AbdulAziz Abdulla Al Ghurair, Chairman of the UBF and Mashreq Group, said there had been minimal capital outflows from the UAE in the weeks following the outbreak of the US-Israel-Iran war on February 28.

“The question was whether there was significant capital outflow. Hardly any money moved out; in fact, funds are still flowing in,” Al Ghurair said.

He added, “Even with the Central Bank’s support package, no funding was provided compared to the Covid period. During Covid, support was far more extensive. This time, after discussions, the view was that the banking sector is in strong shape and at its best condition, so a support package was not necessary.”

No support needed

During the pandemic, the UAE introduced a Dh200 billion support package for banks and businesses. This time, relief measures were largely limited to temporary repayment flexibility for affected companies and individuals.

Al Ghurair said he supported the government’s position. “They were right.

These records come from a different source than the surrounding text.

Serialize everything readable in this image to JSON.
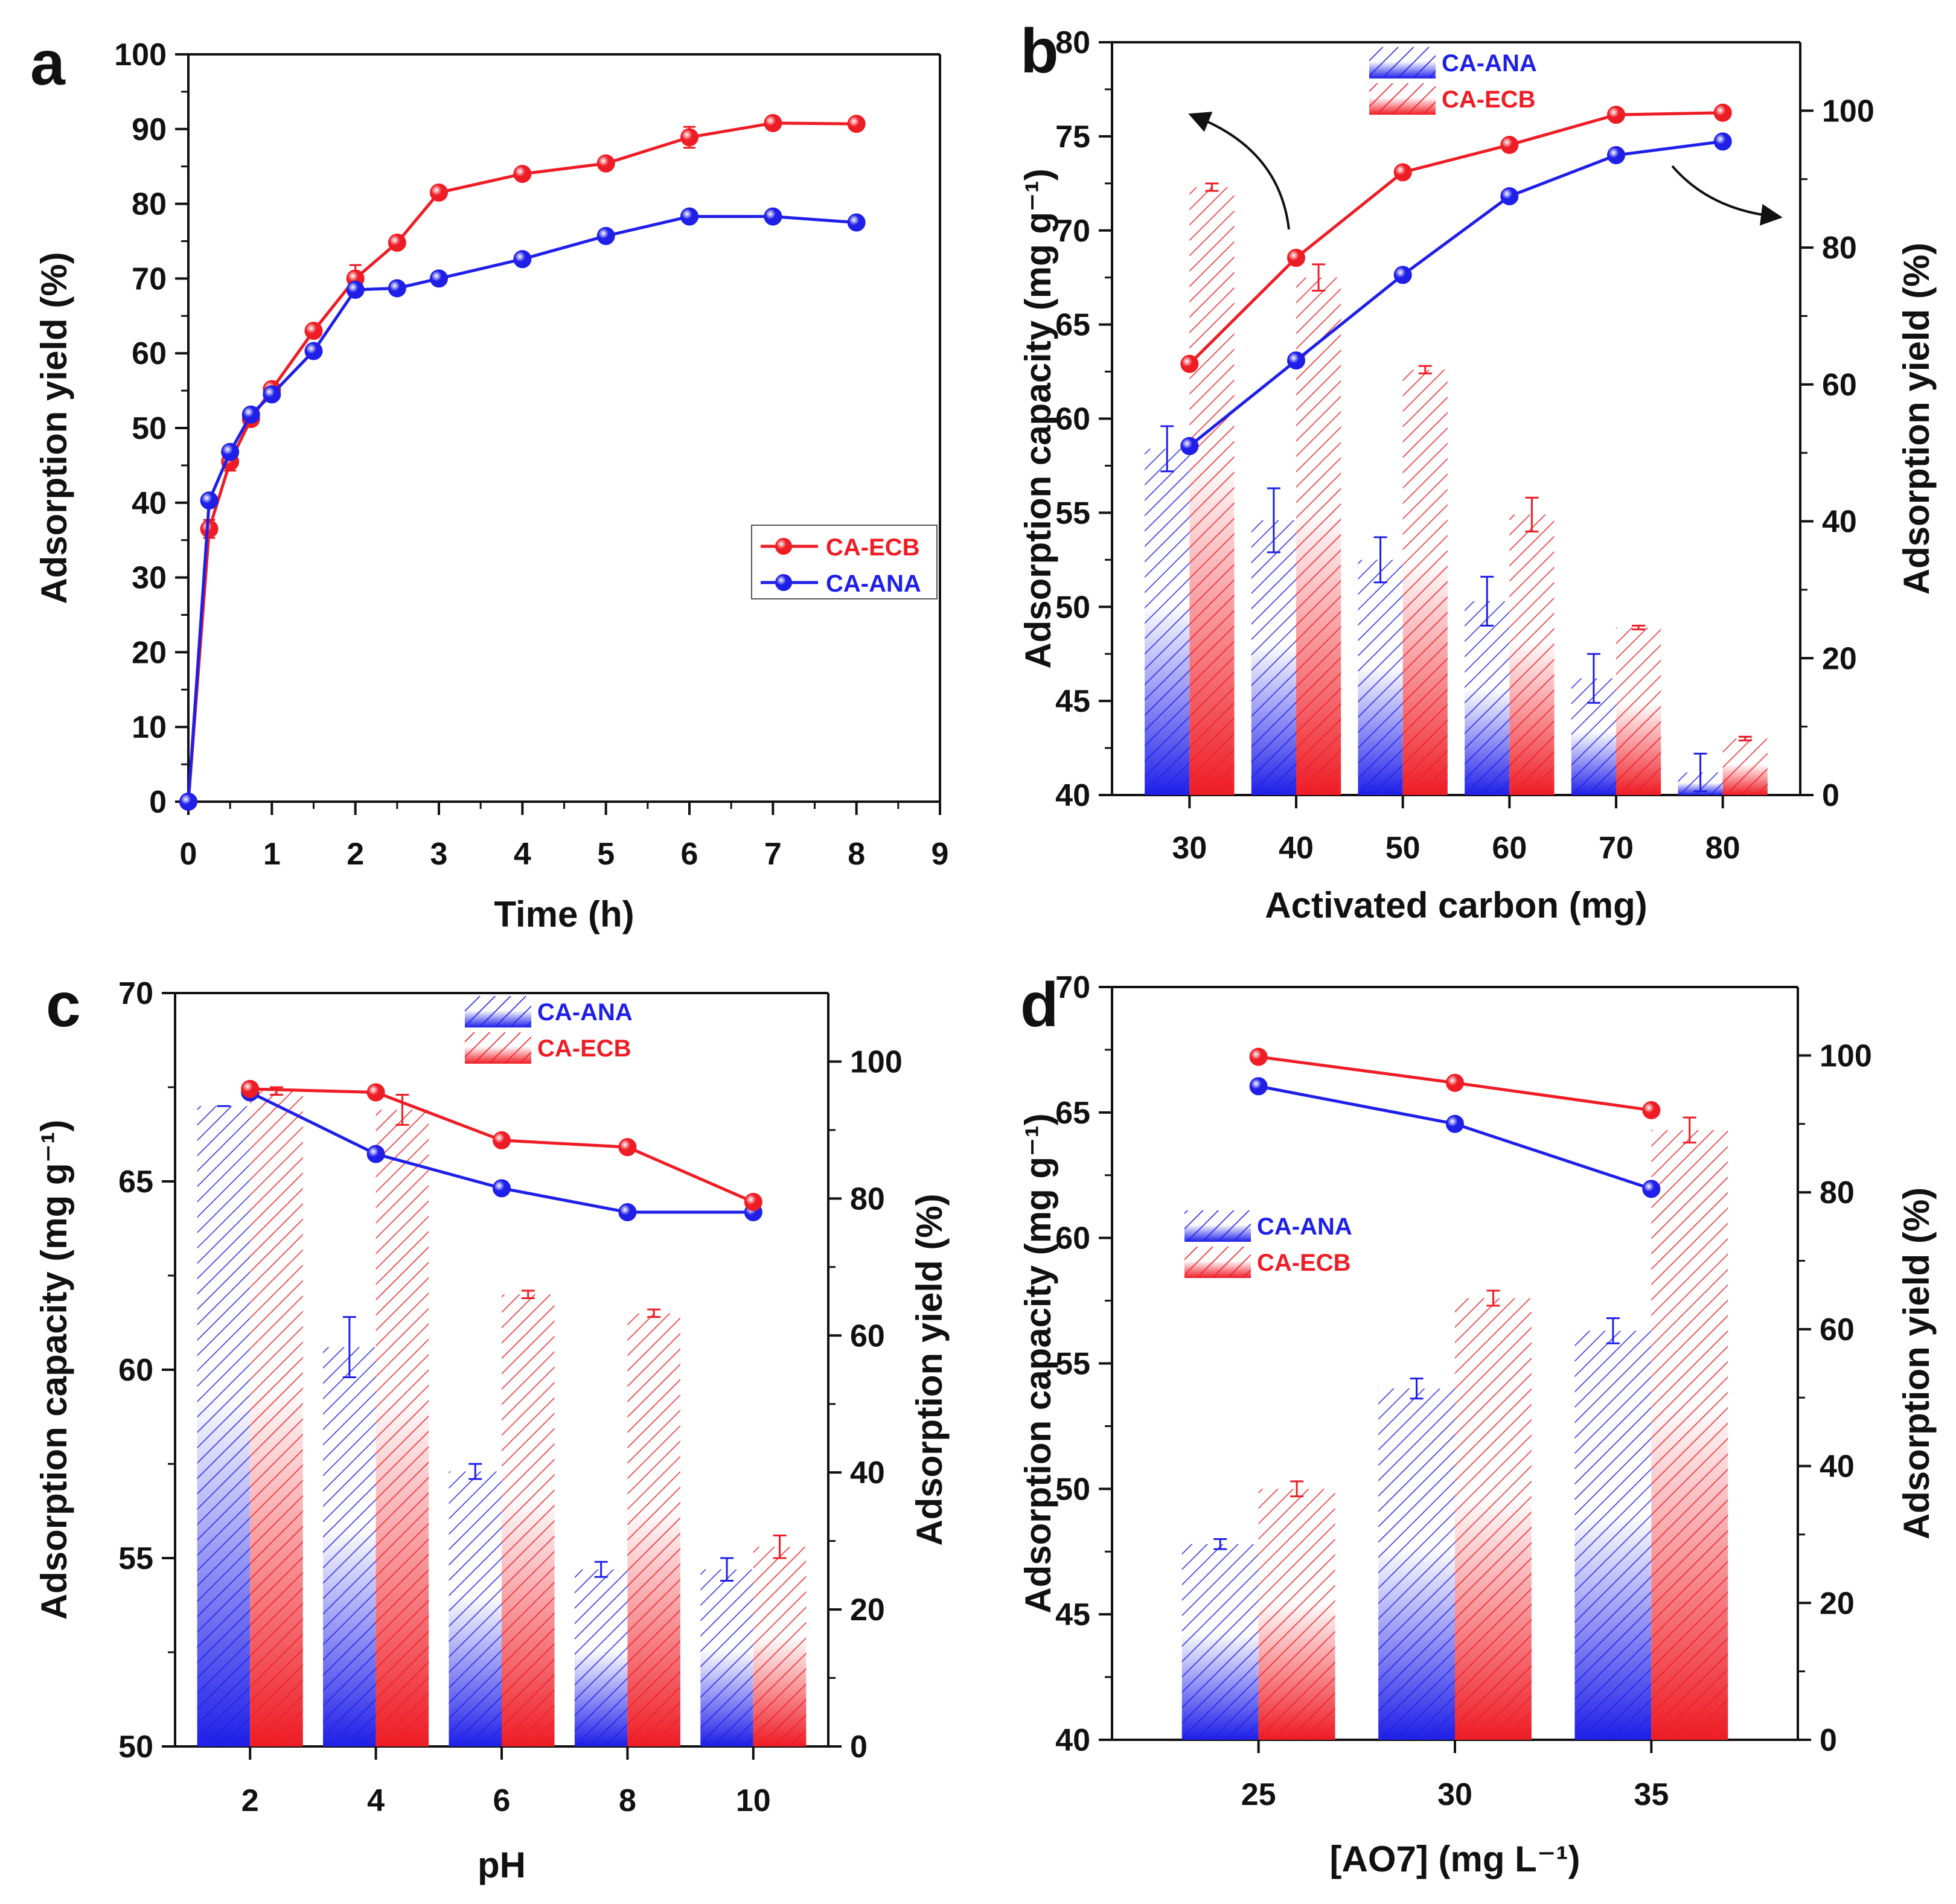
{
  "colors": {
    "ecb": "#ee1c25",
    "ana": "#1f1fe8",
    "axis": "#111111"
  },
  "chart_data": [
    {
      "panel": "a",
      "type": "line",
      "xlabel": "Time (h)",
      "ylabel": "Adsorption yield (%)",
      "xlim": [
        0,
        9
      ],
      "ylim": [
        0,
        100
      ],
      "xticks": [
        0,
        1,
        2,
        3,
        4,
        5,
        6,
        7,
        8,
        9
      ],
      "yticks": [
        0,
        10,
        20,
        30,
        40,
        50,
        60,
        70,
        80,
        90,
        100
      ],
      "legend": "center-right",
      "series": [
        {
          "name": "CA-ECB",
          "color": "ecb",
          "x": [
            0,
            0.25,
            0.5,
            0.75,
            1,
            1.5,
            2,
            2.5,
            3,
            4,
            5,
            6,
            7,
            8
          ],
          "y": [
            0,
            36.5,
            45.5,
            51.2,
            55.2,
            63,
            70,
            74.8,
            81.5,
            84,
            85.4,
            88.9,
            90.8,
            90.7
          ],
          "err": [
            0,
            1.2,
            1.2,
            0.8,
            0.8,
            0.6,
            1.8,
            0.6,
            0.4,
            0.4,
            0.4,
            1.4,
            0.8,
            0.8
          ]
        },
        {
          "name": "CA-ANA",
          "color": "ana",
          "x": [
            0,
            0.25,
            0.5,
            0.75,
            1,
            1.5,
            2,
            2.5,
            3,
            4,
            5,
            6,
            7,
            8
          ],
          "y": [
            0,
            40.3,
            46.8,
            51.8,
            54.5,
            60.3,
            68.5,
            68.7,
            70,
            72.6,
            75.7,
            78.3,
            78.3,
            77.5
          ],
          "err": [
            0,
            0.6,
            0.6,
            0.6,
            0.6,
            0.6,
            0.6,
            0.6,
            0.4,
            0.6,
            0.6,
            0.4,
            0.6,
            0.4
          ]
        }
      ]
    },
    {
      "panel": "b",
      "type": "bar",
      "xlabel": "Activated carbon (mg)",
      "ylabel": "Adsorption capacity (mg g⁻¹)",
      "y2label": "Adsorption yield (%)",
      "categories": [
        "30",
        "40",
        "50",
        "60",
        "70",
        "80"
      ],
      "ylim": [
        40,
        80
      ],
      "yticks": [
        40,
        45,
        50,
        55,
        60,
        65,
        70,
        75,
        80
      ],
      "y2lim": [
        0,
        110
      ],
      "y2ticks": [
        0,
        20,
        40,
        60,
        80,
        100
      ],
      "legend": "top-center",
      "series": [
        {
          "name": "CA-ANA",
          "color": "ana",
          "kind": "bar",
          "axis": "left",
          "values": [
            58.4,
            54.6,
            52.5,
            50.3,
            46.2,
            41.2
          ],
          "err": [
            1.2,
            1.7,
            1.2,
            1.3,
            1.3,
            1.0
          ]
        },
        {
          "name": "CA-ECB",
          "color": "ecb",
          "kind": "bar",
          "axis": "left",
          "values": [
            72.3,
            67.5,
            62.6,
            54.9,
            48.9,
            43.0
          ],
          "err": [
            0.2,
            0.7,
            0.2,
            0.9,
            0.1,
            0.1
          ]
        },
        {
          "name": "CA-ANA",
          "color": "ana",
          "kind": "line",
          "axis": "right",
          "values": [
            51,
            63.5,
            76,
            87.5,
            93.5,
            95.5
          ]
        },
        {
          "name": "CA-ECB",
          "color": "ecb",
          "kind": "line",
          "axis": "right",
          "values": [
            63,
            78.5,
            91,
            95,
            99.4,
            99.7
          ]
        }
      ]
    },
    {
      "panel": "c",
      "type": "bar",
      "xlabel": "pH",
      "ylabel": "Adsorption capacity (mg g⁻¹)",
      "y2label": "Adsorption yield (%)",
      "categories": [
        "2",
        "4",
        "6",
        "8",
        "10"
      ],
      "ylim": [
        50,
        70
      ],
      "yticks": [
        50,
        55,
        60,
        65,
        70
      ],
      "y2lim": [
        0,
        110
      ],
      "y2ticks": [
        0,
        20,
        40,
        60,
        80,
        100
      ],
      "legend": "top-center",
      "series": [
        {
          "name": "CA-ANA",
          "color": "ana",
          "kind": "bar",
          "axis": "left",
          "values": [
            67.0,
            60.6,
            57.3,
            54.7,
            54.7
          ],
          "err": [
            0.0,
            0.8,
            0.2,
            0.2,
            0.3
          ]
        },
        {
          "name": "CA-ECB",
          "color": "ecb",
          "kind": "bar",
          "axis": "left",
          "values": [
            67.4,
            66.9,
            62.0,
            61.5,
            55.3
          ],
          "err": [
            0.1,
            0.4,
            0.1,
            0.1,
            0.3
          ]
        },
        {
          "name": "CA-ANA",
          "color": "ana",
          "kind": "line",
          "axis": "right",
          "values": [
            95.5,
            86.5,
            81.5,
            78,
            78
          ]
        },
        {
          "name": "CA-ECB",
          "color": "ecb",
          "kind": "line",
          "axis": "right",
          "values": [
            96,
            95.5,
            88.5,
            87.5,
            79.5
          ]
        }
      ]
    },
    {
      "panel": "d",
      "type": "bar",
      "xlabel": "[AO7] (mg L⁻¹)",
      "ylabel": "Adsorption capacity (mg g⁻¹)",
      "y2label": "Adsorption yield (%)",
      "categories": [
        "25",
        "30",
        "35"
      ],
      "ylim": [
        40,
        70
      ],
      "yticks": [
        40,
        45,
        50,
        55,
        60,
        65,
        70
      ],
      "y2lim": [
        0,
        110
      ],
      "y2ticks": [
        0,
        20,
        40,
        60,
        80,
        100
      ],
      "legend": "center-left",
      "series": [
        {
          "name": "CA-ANA",
          "color": "ana",
          "kind": "bar",
          "axis": "left",
          "values": [
            47.8,
            54.0,
            56.3
          ],
          "err": [
            0.2,
            0.4,
            0.5
          ]
        },
        {
          "name": "CA-ECB",
          "color": "ecb",
          "kind": "bar",
          "axis": "left",
          "values": [
            50.0,
            57.6,
            64.3
          ],
          "err": [
            0.3,
            0.3,
            0.5
          ]
        },
        {
          "name": "CA-ANA",
          "color": "ana",
          "kind": "line",
          "axis": "right",
          "values": [
            95.5,
            90,
            80.5
          ]
        },
        {
          "name": "CA-ECB",
          "color": "ecb",
          "kind": "line",
          "axis": "right",
          "values": [
            99.8,
            96,
            92
          ]
        }
      ]
    }
  ]
}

We did not need support, and we are still growing at a good rate… The banking sector has performed well and should continue to do well,” he said.

He added, “The Central Bank has also provided some flexibility on repayments for businesses impacted by the crisis. We have until the end of June to assess these cases and give businesses some breathing room.”

For example, if a restaurant relies heavily on tourism and tourist traffic slows down, banks must remain flexible and fair. If a business has been successfully operating for 15 years but suddenly faces financial difficulties, support can be provided without harming its risk rating, reputation, or overall standing.

Inflation and food security pressures

However, some sectors have started to experience pressure, with hospitality businesses reliant on tourism, as well as restaurants and firms connected to shipping and logistics, identified as particularly vulnerable.

Al Ghurair and Jamal Saleh, Director General of the UBF, estimated that inflation could climb to around 3% by the end of the year, driven by higher fuel prices, freight charges, and import costs.

Products transported by air have become especially costly, they noted, with rising food import prices cited as a key example.

At the same time, the crisis has revived discussions around food security and boosting local production.

Officials said policymakers are increasingly open to revisiting regulations to strengthen domestic agriculture and manufacturing.

“Everything that was considered taboo in the past, as long as it supports local production and self-sufficiency, we will break those rules,” Al Ghurair said.

Property market slowdown discussed

Executives also addressed concerns about Dubai’s property market following years of strong growth. While they noted that mortgage defaults remain below 1%, they acknowledged that buyers have become more cautious, with many delaying purchases amid expectations of a potential price correction.

“People have slowed down their property purchases,” said Al Ghurair.

“They’ve slowed down because they think, ‘maybe I can wait—prices might come down,’” he added.

Strait of Hormuz remains a concern

Bankers said the potential disruption of the Strait of Hormuz has become a more significant planning consideration for both businesses and regulators.

They added that the UAE is increasingly exploring alternatives via Fujairah and the Arabian Sea, along with future rail and logistics connections.

“We will find a solution,” said Al Ghurair.

Despite concerns over regional instability, Al Ghurair said he remains optimistic about the UAE’s long-term outlook, noting that the country has consistently emerged stronger from past crises. “They all bounce back better,” he said, adding that challenging periods often prompt governments and businesses to rethink regulations, logistics, and infrastructure in ways that ultimately enhance competitiveness and attract greater investment.

He also said many residents in the UAE “take it for granted” how safe and stable everyday life is in the country. “We want to make the UAE a home for everybody, for talented people to live and work in harmony,” he said, while urging residents and businesses not to leave during uncertain times.

“Don’t pack up and go, please. You’ll regret it if you pack up and go,” he added.